25. Artificial Intelligence in Practice by Bernard Marr and Matt Ward
In this case-study-driven book, business thought leader Bernard Marr collaborates with futurist Matt Ward to showcase how top organizations around the world are using AI to create impact. The book profiles over 50 companies—including Google, Amazon, Alibaba, BMW, and Nestlé—highlighting how they apply AI in various functions such as logistics, customer service, healthcare, financial modeling, and more. Each case study is structured to explain the problem faced, the AI solution adopted, the results achieved, and key lessons learned. This book is ideal for professionals interested in real-world AI applications across different industries. It avoids deep technical jargon, making it accessible to executives, strategists, innovation leads, and curious readers seeking inspiration. The authors also explore how AI is enabling digital transformation and what leaders must consider regarding data privacy, bias, and transparency. It’s an ideal read for those who want to see the power of AI in action, not just in theory, and apply similar frameworks to their own businesses.

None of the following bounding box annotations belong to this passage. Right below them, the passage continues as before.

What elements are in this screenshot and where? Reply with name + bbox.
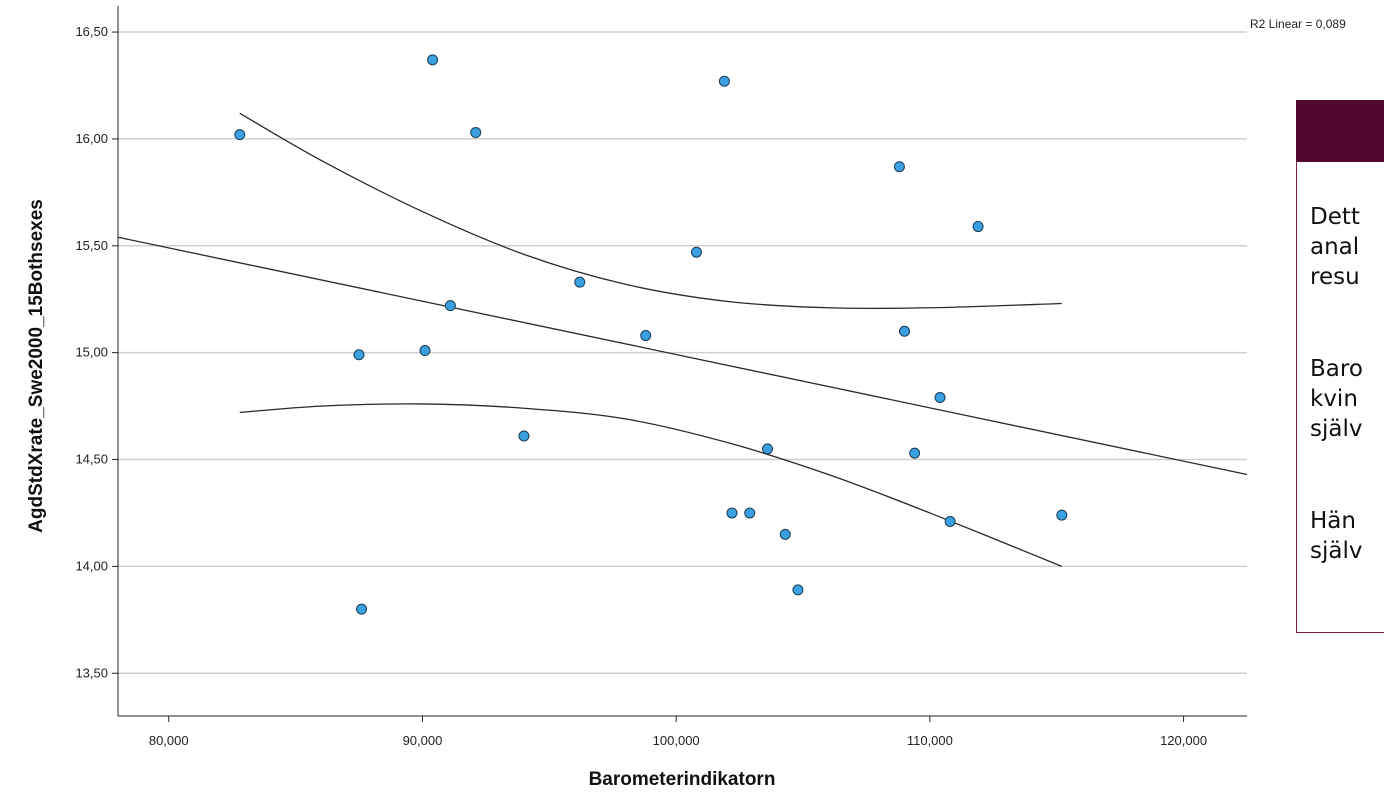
x-tick-label: 90,000 [403,733,443,748]
x-tick-label: 100,000 [653,733,700,748]
text-panel [1296,100,1384,633]
panel-header [1296,100,1384,162]
y-tick-label: 16,50 [75,24,108,39]
data-point [944,516,956,528]
ci-upper-curve [239,112,1062,310]
data-point [234,129,246,141]
y-axis-ticks: 13,50 14,00 14,50 15,00 15,50 16,00 16,50 [75,24,118,680]
data-point [744,507,756,519]
r2-label: R2 Linear = 0,089 [1250,17,1346,31]
panel-paragraph-2: Baro kvin själv [1310,356,1363,442]
ci-lower-curve [239,403,1063,567]
data-point [792,584,804,596]
data-point [972,221,984,233]
data-point [718,75,730,87]
x-axis-ticks: 80,000 90,000 100,000 110,000 120,000 [149,716,1207,748]
data-point [427,54,439,66]
data-point [419,345,431,357]
data-points [234,54,1068,615]
y-tick-label: 15,00 [75,345,108,360]
data-point [690,246,702,258]
data-point [356,603,368,615]
y-tick-label: 13,50 [75,665,108,680]
panel-paragraph-1: Dett anal resu [1310,204,1360,290]
data-point [1056,509,1068,521]
fit-line [117,236,1248,476]
data-point [470,127,482,139]
panel-body: Dett anal resu Baro kvin själv Hän själv [1310,172,1363,628]
data-point [934,392,946,404]
regression-lines [117,112,1248,567]
panel-paragraph-3: Hän själv [1310,508,1363,564]
data-point [518,430,530,442]
data-point [909,447,921,459]
data-point [353,349,365,361]
x-axis-title: Barometerindikatorn [589,769,776,790]
x-tick-label: 120,000 [1160,733,1207,748]
grid-lines [118,31,1247,675]
data-point [761,443,773,455]
y-tick-label: 15,50 [75,238,108,253]
y-tick-label: 14,50 [75,452,108,467]
data-point [779,528,791,540]
x-tick-label: 110,000 [907,733,953,748]
x-tick-label: 80,000 [149,733,189,748]
data-point [444,300,456,312]
data-point [726,507,738,519]
data-point [574,276,586,288]
data-point [893,161,905,173]
y-tick-label: 14,00 [75,558,108,573]
y-tick-label: 16,00 [75,131,108,146]
data-point [898,325,910,337]
data-point [640,330,652,342]
y-axis-title: AgdStdXrate_Swe2000_15Bothsexes [26,199,47,533]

26. Competing in the Age of AI: Strategy and Leadership When Algorithms and Networks Run the World by Marco Iansiti and Karim R. Lakhani
Published by two Harvard Business School professors, this book offers a strategic roadmap for leaders aiming to navigate and thrive in the AI economy. Iansiti and Lakhani argue that AI-powered firms like Amazon, Ant Financial, and Microsoft operate on fundamentally different principles from traditional businesses. They introduce the concept of the “AI factory”—a scalable, data-driven infrastructure that enables continuous learning and optimization. Through detailed case studies and management frameworks, the book explains how AI reshapes competition, transforms operating models, and redefines value creation. It also outlines practical steps for legacy firms to adapt, including changes to organizational structure, culture, and leadership mindset. Readers—especially senior executives—praise the book for its clarity, depth, and relevance to modern strategy. It’s frequently recommended in executive education programs and is considered essential reading for anyone leading digital transformation or evaluating AI’s role in business. Whether you’re a CEO, strategist, or innovation leader, this book helps you understand what it takes to compete when algorithms and networks drive value.